NEW YORK-Telecom Eireann raised about $4.3 billion and erased 10 percent of Ireland’s national debt with its initial public offering, which was priced July 7 and began trading July 8 in Dublin, London and New York.
Investors were attracted to Telecom Eireann’s dominant position in the country’s recently liberalized telecommunications industry and to speculation that the carrier is a possible acquisition target, Reuters reported.
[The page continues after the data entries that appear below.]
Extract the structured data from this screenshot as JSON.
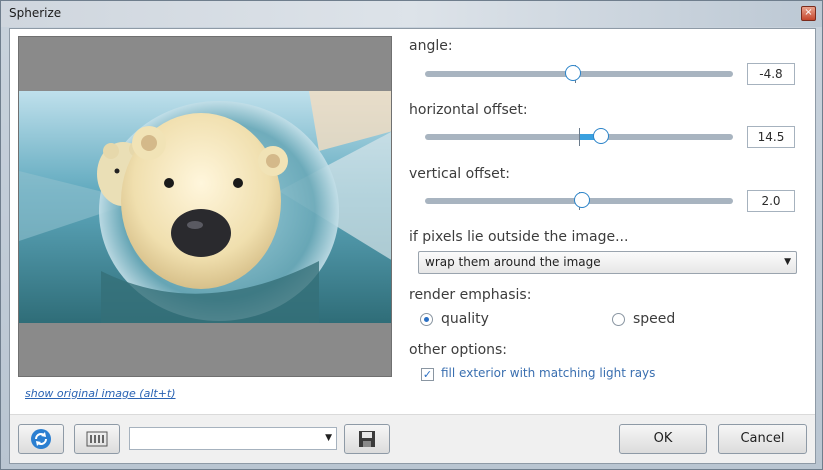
{
  "window": {
    "title": "Spherize",
    "close_glyph": "×"
  },
  "preview": {
    "show_original_label": "show original image (alt+t)"
  },
  "controls": {
    "angle": {
      "label": "angle:",
      "value": "-4.8",
      "fraction": 0.48
    },
    "horizontal_offset": {
      "label": "horizontal offset:",
      "value": "14.5",
      "fraction": 0.57
    },
    "vertical_offset": {
      "label": "vertical offset:",
      "value": "2.0",
      "fraction": 0.51
    },
    "outside": {
      "label": "if pixels lie outside the image...",
      "selected": "wrap them around the image"
    },
    "emphasis": {
      "label": "render emphasis:",
      "options": [
        {
          "label": "quality",
          "checked": true
        },
        {
          "label": "speed",
          "checked": false
        }
      ]
    },
    "other": {
      "label": "other options:",
      "fill_exterior": {
        "label": "fill exterior with matching light rays",
        "checked": true
      }
    }
  },
  "footer": {
    "preset_value": "",
    "ok_label": "OK",
    "cancel_label": "Cancel",
    "icons": [
      "refresh-icon",
      "randomize-icon",
      "save-preset-icon"
    ]
  },
  "colors": {
    "accent": "#3aa0df",
    "link": "#2a63b3"
  }
}
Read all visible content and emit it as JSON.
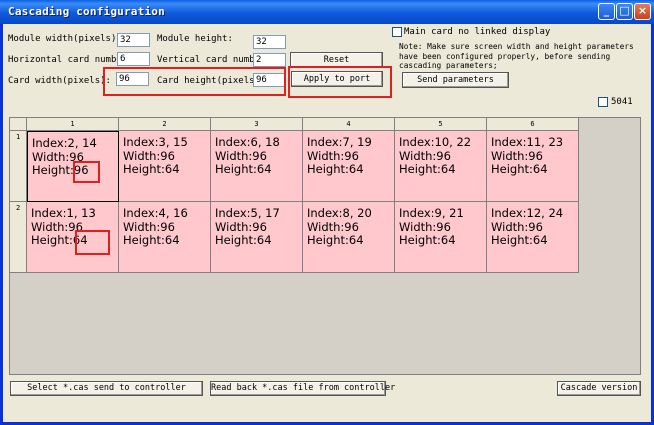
{
  "window": {
    "title": "Cascading configuration",
    "controls": {
      "minimize": "_",
      "maximize": "□",
      "close": "×"
    }
  },
  "form": {
    "module_width_label": "Module width(pixels):",
    "module_width_value": "32",
    "module_height_label": "Module height:",
    "module_height_value": "32",
    "horizontal_label": "Horizontal card number:",
    "horizontal_value": "6",
    "vertical_label": "Vertical card number:",
    "vertical_value": "2",
    "card_width_label": "Card width(pixels):",
    "card_width_value": "96",
    "card_height_label": "Card height(pixels):",
    "card_height_value": "96",
    "reset_label": "Reset",
    "apply_label": "Apply to port",
    "send_params_label": "Send parameters",
    "main_card_label": "Main card no linked display",
    "main_card_checked": false,
    "note": "Note: Make sure screen width and height parameters have been configured properly, before sending cascading parameters;",
    "opt_5041_label": "5041",
    "opt_5041_checked": false
  },
  "grid": {
    "columns": [
      "1",
      "2",
      "3",
      "4",
      "5",
      "6"
    ],
    "rows": [
      {
        "label": "1",
        "cells": [
          {
            "index": "Index:2, 14",
            "width": "Width:96",
            "height": "Height:96"
          },
          {
            "index": "Index:3, 15",
            "width": "Width:96",
            "height": "Height:64"
          },
          {
            "index": "Index:6, 18",
            "width": "Width:96",
            "height": "Height:64"
          },
          {
            "index": "Index:7, 19",
            "width": "Width:96",
            "height": "Height:64"
          },
          {
            "index": "Index:10, 22",
            "width": "Width:96",
            "height": "Height:64"
          },
          {
            "index": "Index:11, 23",
            "width": "Width:96",
            "height": "Height:64"
          }
        ]
      },
      {
        "label": "2",
        "cells": [
          {
            "index": "Index:1, 13",
            "width": "Width:96",
            "height": "Height:64"
          },
          {
            "index": "Index:4, 16",
            "width": "Width:96",
            "height": "Height:64"
          },
          {
            "index": "Index:5, 17",
            "width": "Width:96",
            "height": "Height:64"
          },
          {
            "index": "Index:8, 20",
            "width": "Width:96",
            "height": "Height:64"
          },
          {
            "index": "Index:9, 21",
            "width": "Width:96",
            "height": "Height:64"
          },
          {
            "index": "Index:12, 24",
            "width": "Width:96",
            "height": "Height:64"
          }
        ]
      }
    ]
  },
  "bottom": {
    "select_send_label": "Select *.cas send to controller",
    "read_back_label": "Read back *.cas file from controller",
    "cascade_version_label": "Cascade version"
  },
  "colors": {
    "cell_bg": "#FFC8CC",
    "highlight": "#E02020",
    "titlebar": "#0A5FE8",
    "dialog_bg": "#ECE9D8"
  }
}
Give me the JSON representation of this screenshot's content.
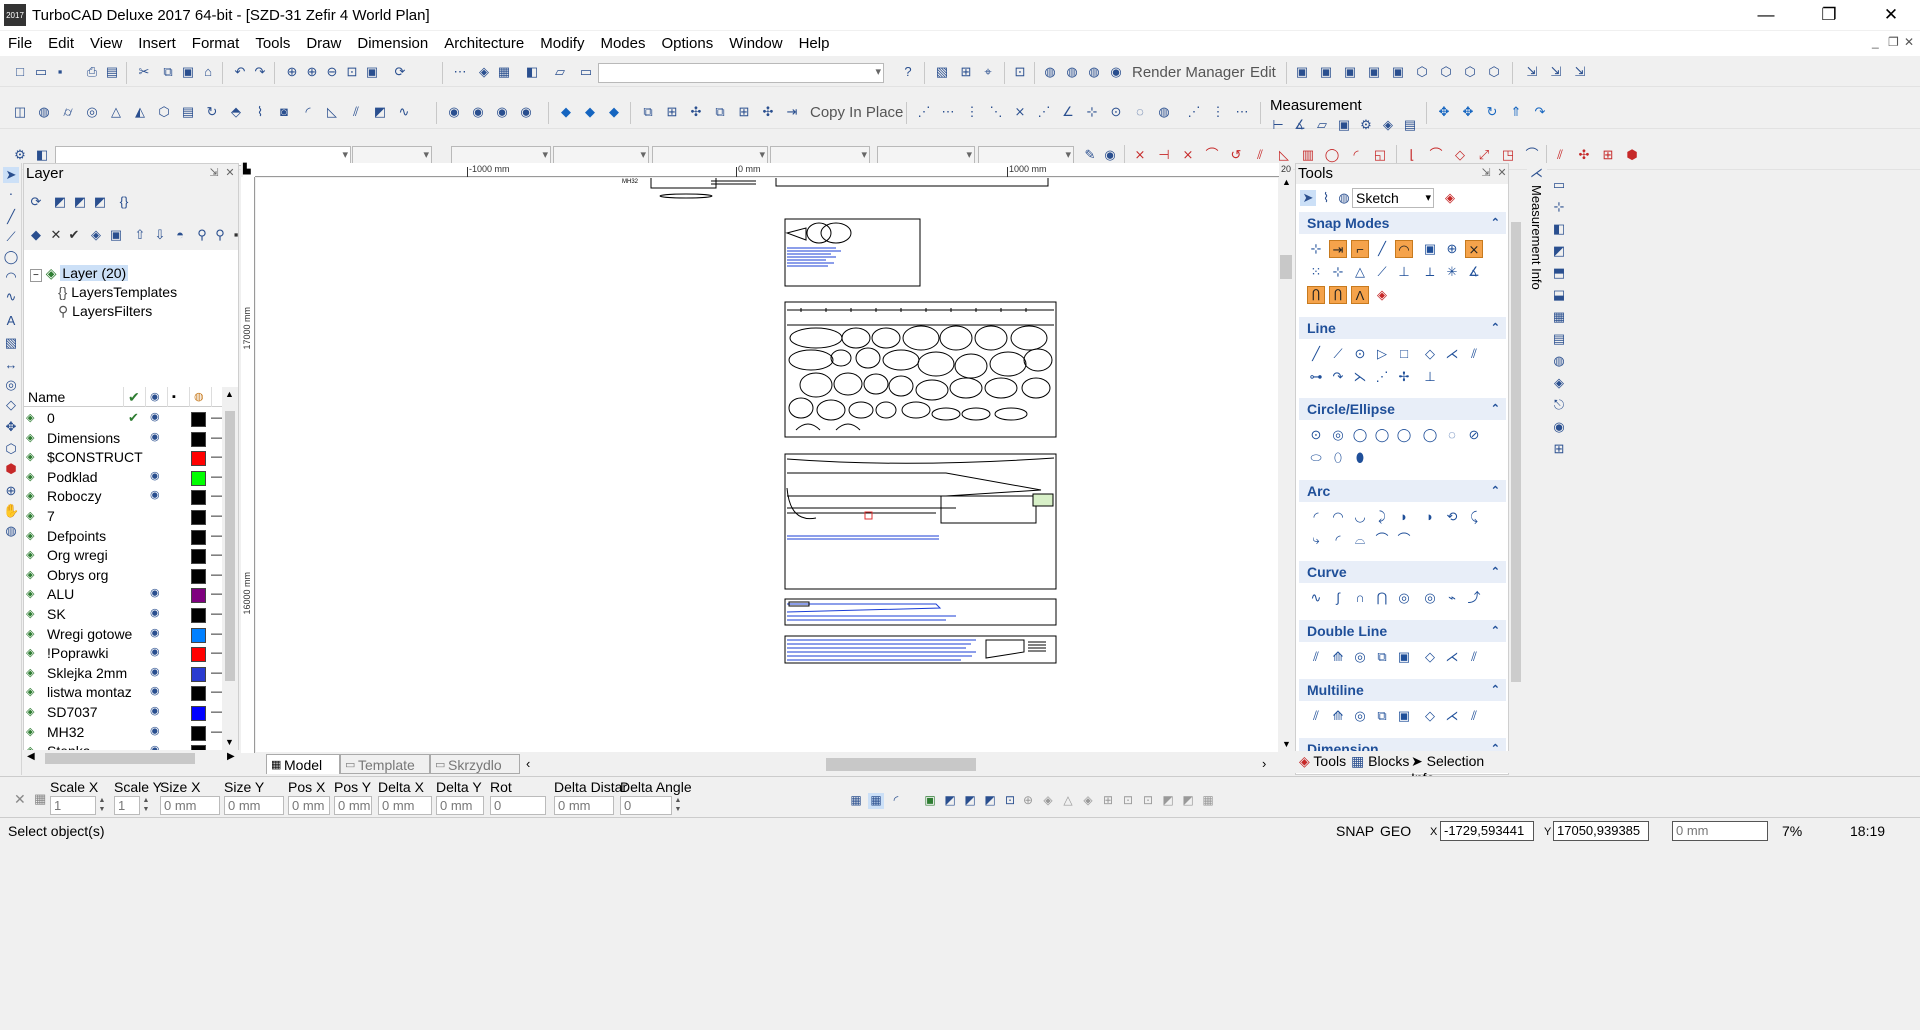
{
  "window": {
    "title": "TurboCAD Deluxe 2017 64-bit - [SZD-31 Zefir 4 World Plan]",
    "logo": "2017",
    "minimize": "—",
    "maximize": "❐",
    "close": "✕"
  },
  "menu": [
    "File",
    "Edit",
    "View",
    "Insert",
    "Format",
    "Tools",
    "Draw",
    "Dimension",
    "Architecture",
    "Modify",
    "Modes",
    "Options",
    "Window",
    "Help"
  ],
  "menu_mdi": {
    "minimize": "_",
    "restore": "❐",
    "close": "✕"
  },
  "toolbar1": {
    "render_manager": "Render Manager",
    "edit": "Edit"
  },
  "toolbar2": {
    "copy_in_place": "Copy In Place",
    "measurement": "Measurement"
  },
  "layer_panel": {
    "title": "Layer",
    "tree": {
      "root": "Layer (20)",
      "children": [
        "LayersTemplates",
        "LayersFilters"
      ]
    },
    "columns": [
      "Name"
    ],
    "rows": [
      {
        "name": "0",
        "checked": true,
        "visible": true,
        "color": "#000000"
      },
      {
        "name": "Dimensions",
        "checked": false,
        "visible": true,
        "color": "#000000"
      },
      {
        "name": "$CONSTRUCT",
        "checked": false,
        "visible": false,
        "color": "#ff0000"
      },
      {
        "name": "Podklad",
        "checked": false,
        "visible": true,
        "color": "#00ff00"
      },
      {
        "name": "Roboczy",
        "checked": false,
        "visible": true,
        "color": "#000000"
      },
      {
        "name": "7",
        "checked": false,
        "visible": false,
        "color": "#000000"
      },
      {
        "name": "Defpoints",
        "checked": false,
        "visible": false,
        "color": "#000000"
      },
      {
        "name": "Org wregi",
        "checked": false,
        "visible": false,
        "color": "#000000"
      },
      {
        "name": "Obrys org",
        "checked": false,
        "visible": false,
        "color": "#000000"
      },
      {
        "name": "ALU",
        "checked": false,
        "visible": true,
        "color": "#7f007f"
      },
      {
        "name": "SK",
        "checked": false,
        "visible": true,
        "color": "#000000"
      },
      {
        "name": "Wregi gotowe",
        "checked": false,
        "visible": true,
        "color": "#0080ff"
      },
      {
        "name": "!Poprawki",
        "checked": false,
        "visible": true,
        "color": "#ff0000"
      },
      {
        "name": "Sklejka 2mm",
        "checked": false,
        "visible": true,
        "color": "#2a3bd0"
      },
      {
        "name": "listwa montaz",
        "checked": false,
        "visible": true,
        "color": "#000000"
      },
      {
        "name": "SD7037",
        "checked": false,
        "visible": true,
        "color": "#0000ff"
      },
      {
        "name": "MH32",
        "checked": false,
        "visible": true,
        "color": "#000000"
      },
      {
        "name": "Stenka",
        "checked": false,
        "visible": true,
        "color": "#000000"
      }
    ]
  },
  "rulers": {
    "h_labels": [
      "-1000 mm",
      "0 mm",
      "1000 mm"
    ],
    "h_end": "20",
    "v_labels": [
      "17000 mm",
      "16000 mm"
    ],
    "sheet_label": "MH32"
  },
  "canvas_tabs": [
    "Model",
    "Template",
    "Skrzydlo"
  ],
  "tools_panel": {
    "title": "Tools",
    "mode": "Sketch",
    "sections": [
      {
        "name": "Snap Modes"
      },
      {
        "name": "Line"
      },
      {
        "name": "Circle/Ellipse"
      },
      {
        "name": "Arc"
      },
      {
        "name": "Curve"
      },
      {
        "name": "Double Line"
      },
      {
        "name": "Multiline"
      },
      {
        "name": "Dimension"
      }
    ],
    "tabs": [
      "Tools",
      "Blocks",
      "Selection Info"
    ]
  },
  "measure_info": "Measurement Info",
  "inspector": {
    "labels": [
      "Scale X",
      "Scale Y",
      "Size X",
      "Size Y",
      "Pos X",
      "Pos Y",
      "Delta X",
      "Delta Y",
      "Rot",
      "Delta Distar",
      "Delta Angle"
    ],
    "values": [
      "1",
      "1",
      "0 mm",
      "0 mm",
      "0 mm",
      "0 mm",
      "0 mm",
      "0 mm",
      "0",
      "0 mm",
      "0"
    ]
  },
  "status": {
    "message": "Select object(s)",
    "snap": "SNAP",
    "geo": "GEO",
    "x_label": "X",
    "x": "-1729,593441",
    "y_label": "Y",
    "y": "17050,939385",
    "z": "0 mm",
    "zoom": "7%",
    "time": "18:19"
  }
}
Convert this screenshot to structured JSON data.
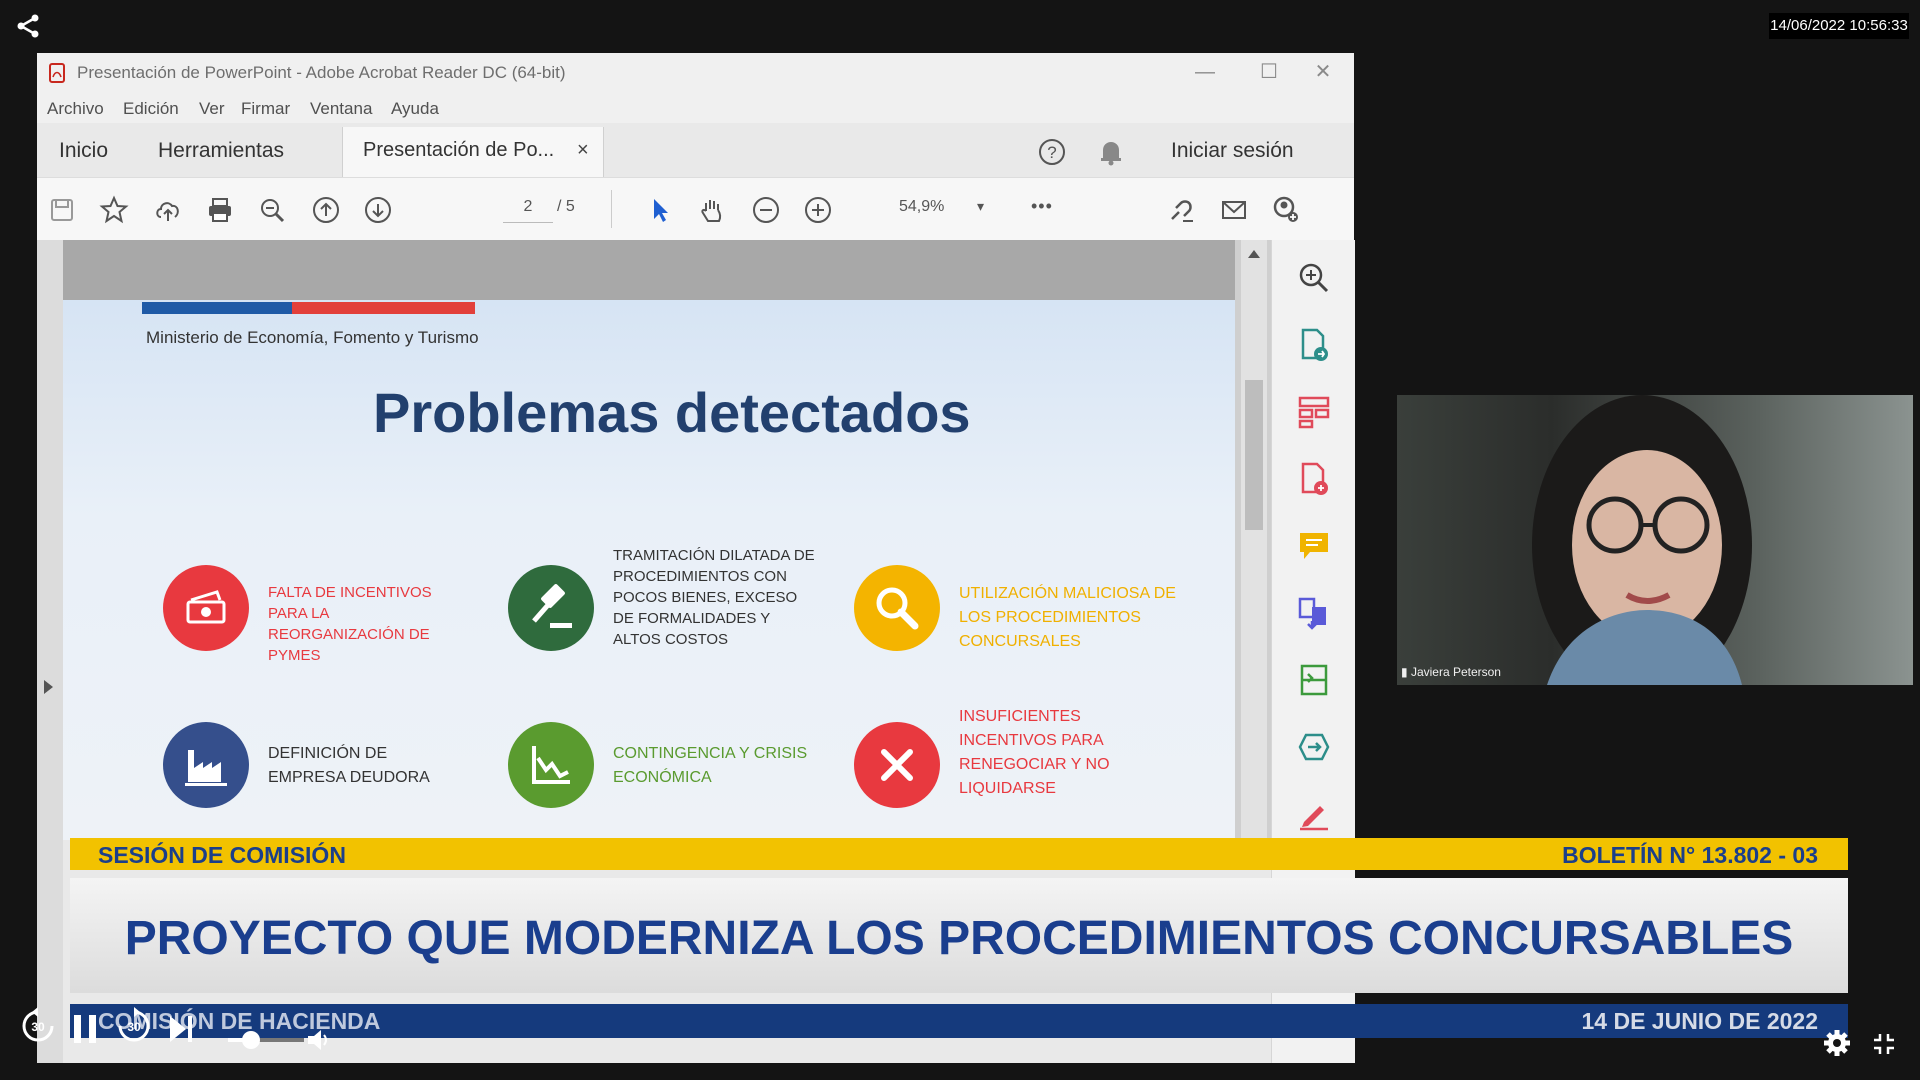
{
  "player": {
    "timestamp": "14/06/2022 10:56:33",
    "share_icon": "share-icon",
    "corner_text": "",
    "controls": [
      "rewind-30-icon",
      "pause-icon",
      "forward-30-icon",
      "next-icon",
      "volume-icon",
      "settings-icon",
      "exit-fullscreen-icon"
    ],
    "rewind_label": "30",
    "forward_label": "30",
    "volume": 0.3
  },
  "window": {
    "title": "Presentación de PowerPoint - Adobe Acrobat Reader DC (64-bit)",
    "menu": [
      "Archivo",
      "Edición",
      "Ver",
      "Firmar",
      "Ventana",
      "Ayuda"
    ],
    "tabs": {
      "home": "Inicio",
      "tools": "Herramientas",
      "doc": "Presentación de Po...",
      "close": "×"
    },
    "sign_in": "Iniciar sesión",
    "page_current": "2",
    "page_total": "/ 5",
    "zoom": "54,9%",
    "zoom_caret": "▾",
    "more": "•••"
  },
  "slide": {
    "ministry": "Ministerio de Economía, Fomento y Turismo",
    "title": "Problemas detectados",
    "items": [
      {
        "text": "FALTA DE INCENTIVOS PARA LA REORGANIZACIÓN DE PYMES",
        "color": "#e8393f",
        "icon": "money-icon"
      },
      {
        "text": "TRAMITACIÓN DILATADA DE PROCEDIMIENTOS CON POCOS BIENES, EXCESO DE FORMALIDADES Y ALTOS COSTOS",
        "color": "#2f6b3d",
        "icon": "gavel-icon"
      },
      {
        "text": "UTILIZACIÓN MALICIOSA DE LOS PROCEDIMIENTOS CONCURSALES",
        "color": "#f4b400",
        "icon": "magnifier-icon"
      },
      {
        "text": "DEFINICIÓN DE EMPRESA DEUDORA",
        "color": "#354f8c",
        "icon": "factory-icon"
      },
      {
        "text": "CONTINGENCIA Y CRISIS ECONÓMICA",
        "color": "#5a9b2f",
        "icon": "declining-chart-icon"
      },
      {
        "text": "INSUFICIENTES INCENTIVOS PARA RENEGOCIAR Y NO LIQUIDARSE",
        "color": "#e8393f",
        "icon": "x-mark-icon"
      }
    ]
  },
  "webcam": {
    "name": "Javiera Peterson"
  },
  "lower_third": {
    "session": "SESIÓN DE COMISIÓN",
    "bulletin": "BOLETÍN N° 13.802 - 03",
    "headline": "PROYECTO QUE MODERNIZA LOS PROCEDIMIENTOS CONCURSABLES",
    "committee": "COMISIÓN DE HACIENDA",
    "date": "14 DE JUNIO DE 2022"
  }
}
The IPO’s international tranche, which comprised about 45 percent of the offering, was oversubscribed by a factor of 12. The remainder, offered to individual investors, had twice as many prospective buyers as available shares. Nearly 575,000 Irish citizens, a quarter of the country’s adult population, bought Telecom Eireann stock.
The Irish government sold nearly all of its 50.1 percent stake in the carrier. After the stock issuance, Comsource, a consortium owned by KPN Telecom NV of the Netherlands and Telia of Sweden, held about 35 percent. Telecom Eireann’s 12,000 employees own 15 percent. The rest is in the hands of institutional and retail buyers.
Telecom Eireann, with shares now trading on the New York Stock Exchange, is the parent of the principal fixed line and mobile wireless telecommunications services providers in Ireland. As of March 31, Eircell Ltd., the cellular subsidiary, had about 468,000 subscribers.